THE JOHNS HOPKINS Hospital must deal with difficult and frightening topics. We accept risks that come with our responsibilities. We have hoped that reports of our involvement will be accurate. That has not been the case with some of the news stories and opinion columns about the surgeon who died recently of AIDS and the actions the Johns Hopkins Hospital took to address the concerns of his -- our -- patients.
Solving the problems raised by this surgeon's story depends on courage and commitment from all of the medical community, the media and the public. We are not the enemy. Nor are our messages. AIDS is.
As the AIDS epidemic has evolved, we at Hopkins have worked hard to care for many patients and discover more about the nature of the disease. We also have worked hard to take responsible positions that balance the needs and expectations of our patients with those of the hospital staff. We realized that whatever we said or did might bring condemnation. On the one hand, letters and opinion columns criticize us for telling the media and patients what we knew. And on the other, we are the apparent target of multimillion-dollar lawsuits for not knowing and disclosing more information at an earlier time.
Ironies aside, what are the issues?
* Absence of information. Information about AIDS is incomplete. These information gaps impede policy decisions.
For example, the risk of physician-to-patient transmission is very low but we do not know just how low. Should society require testing of physicians or nurses or termination of their careers on the basis of a positive HIV test? The risk of patient-to-health-care-worker transmission from contact with patient blood or body fluid is much greater, but we do not truly know how great. Should society require patients to be tested?
How do we decide if we have an obligation to start routine or mandatory HIV screening of any group? What would we do with the results, given restrictive privacy and discrimination laws? Because there may be a six-month or greater lag between infection and positive readings on a blood test for HIV, should all physicians -- or patients -- be required to tell each other if they are in a high-risk group? Because we know that 2 to 4 per 1,000 people in the U.S. are HIV positive, do we screen every applicant to medical school for HIV? If so, should we screen every barber? They, too, hold sharp instruments.
* People want and expect zero risk. Life presents certain risks and we all want to minimize them. Going to a doctor, driving to work, and flying on an airplane all expose us to some risk.
We know a great deal about how AIDS is transmitted. Sharing needles and unprotected sexual contact confer high risk.

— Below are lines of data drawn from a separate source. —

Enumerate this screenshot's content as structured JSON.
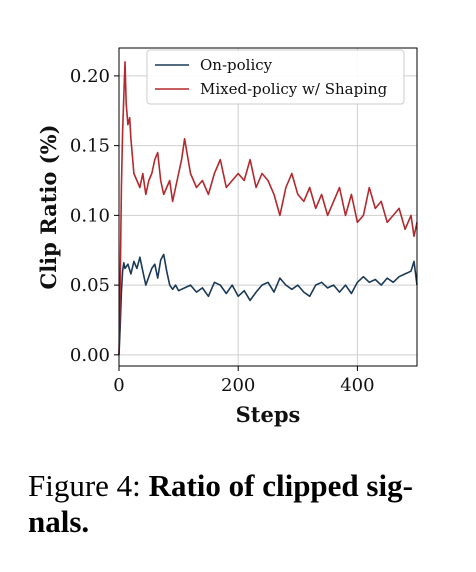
{
  "caption": {
    "label": "Figure 4:",
    "text": "Ratio of clipped sig-nals."
  },
  "chart_data": {
    "type": "line",
    "title": "",
    "xlabel": "Steps",
    "ylabel": "Clip Ratio (%)",
    "xlim": [
      0,
      500
    ],
    "ylim": [
      -0.008,
      0.22
    ],
    "xticks": [
      0,
      200,
      400
    ],
    "yticks": [
      0.0,
      0.05,
      0.1,
      0.15,
      0.2
    ],
    "ytick_labels": [
      "0.00",
      "0.05",
      "0.10",
      "0.15",
      "0.20"
    ],
    "grid": true,
    "legend": {
      "position": "top-right"
    },
    "series": [
      {
        "name": "On-policy",
        "color": "#1b3a57",
        "x": [
          0,
          2,
          4,
          6,
          8,
          10,
          15,
          20,
          25,
          30,
          35,
          40,
          45,
          50,
          55,
          60,
          65,
          70,
          75,
          80,
          85,
          90,
          95,
          100,
          110,
          120,
          130,
          140,
          150,
          160,
          170,
          180,
          190,
          200,
          210,
          220,
          230,
          240,
          250,
          260,
          270,
          280,
          290,
          300,
          310,
          320,
          330,
          340,
          350,
          360,
          370,
          380,
          390,
          400,
          410,
          420,
          430,
          440,
          450,
          460,
          470,
          480,
          490,
          495,
          500
        ],
        "values": [
          0.0,
          0.02,
          0.045,
          0.06,
          0.066,
          0.062,
          0.065,
          0.058,
          0.067,
          0.062,
          0.07,
          0.06,
          0.05,
          0.056,
          0.062,
          0.065,
          0.055,
          0.068,
          0.072,
          0.06,
          0.05,
          0.047,
          0.05,
          0.046,
          0.048,
          0.05,
          0.045,
          0.048,
          0.042,
          0.052,
          0.05,
          0.044,
          0.05,
          0.042,
          0.046,
          0.039,
          0.045,
          0.05,
          0.052,
          0.045,
          0.055,
          0.05,
          0.047,
          0.05,
          0.045,
          0.042,
          0.05,
          0.052,
          0.048,
          0.05,
          0.045,
          0.05,
          0.044,
          0.052,
          0.056,
          0.052,
          0.054,
          0.05,
          0.055,
          0.052,
          0.056,
          0.058,
          0.06,
          0.067,
          0.05
        ]
      },
      {
        "name": "Mixed-policy w/ Shaping",
        "color": "#b22a2e",
        "x": [
          0,
          2,
          4,
          6,
          8,
          10,
          12,
          15,
          18,
          20,
          25,
          30,
          35,
          40,
          45,
          50,
          55,
          60,
          65,
          70,
          75,
          80,
          85,
          90,
          95,
          100,
          105,
          110,
          120,
          130,
          140,
          150,
          160,
          170,
          180,
          190,
          200,
          210,
          220,
          230,
          240,
          250,
          260,
          270,
          280,
          290,
          300,
          310,
          320,
          330,
          340,
          350,
          360,
          370,
          380,
          390,
          400,
          410,
          420,
          430,
          440,
          450,
          460,
          470,
          480,
          490,
          495,
          500
        ],
        "values": [
          0.0,
          0.05,
          0.12,
          0.16,
          0.185,
          0.21,
          0.18,
          0.165,
          0.17,
          0.155,
          0.13,
          0.125,
          0.12,
          0.13,
          0.115,
          0.125,
          0.13,
          0.14,
          0.145,
          0.125,
          0.115,
          0.12,
          0.125,
          0.11,
          0.12,
          0.13,
          0.14,
          0.155,
          0.13,
          0.12,
          0.125,
          0.115,
          0.13,
          0.14,
          0.12,
          0.125,
          0.13,
          0.125,
          0.14,
          0.12,
          0.13,
          0.125,
          0.115,
          0.1,
          0.12,
          0.13,
          0.115,
          0.11,
          0.12,
          0.105,
          0.115,
          0.1,
          0.11,
          0.12,
          0.1,
          0.115,
          0.095,
          0.1,
          0.12,
          0.105,
          0.11,
          0.095,
          0.1,
          0.105,
          0.09,
          0.1,
          0.085,
          0.095
        ]
      }
    ]
  }
}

Fortunately, according to the best information available, being operated on by a competent surgeon with AIDS seems to be very safe. Conversely, the risk of an HIV-positive patient transmitting disease to a physician, nurse or worker is much higher and we strive to protect our staff against that risk. With AIDS, just as in life generally, we cannot escape all risk. We can -- and do -- strive to minimize it.
* Politics and the policy vacuum. AIDS and all policies related to it are highly politicized. Existing federal and state policies are vague and in conflict with each other. Neither the U.S. Centers for Disease Control, state or local health departments or physician specialty groups have developed useful policies for HIV-positive workers. We are trying to balance the rights of privacy and protection for both patients and health-care workers in ways that work and make sense. Public health agencies and professional societies must attempt this balancing as well, and provide practical guidelines for hospitals and health-care workers.
* Disease has always been a risk -- for doctors and patients. AIDS is hardly the first health issue to pose dilemmas for public-health policy makers. Forty years ago, we had no definitive treatment for tuberculosis, then an often fatal disease that could be and was transmitted from doctor to patient and patient to doctor.
As a result, public-health policy required that patients and infected people, including health workers, be quarantined for long periods of time. Patients often lost their jobs, while physicians lost their careers. TB testing became mandatory, as did reporting results of such tests.
But AIDS is not a highly communicable disease in the same way TB is. There are few patients, physicians or HIV-positive individuals who would find such harsh treatment necessary or desirable. Nevertheless in an earlier time, such treatment was the rule.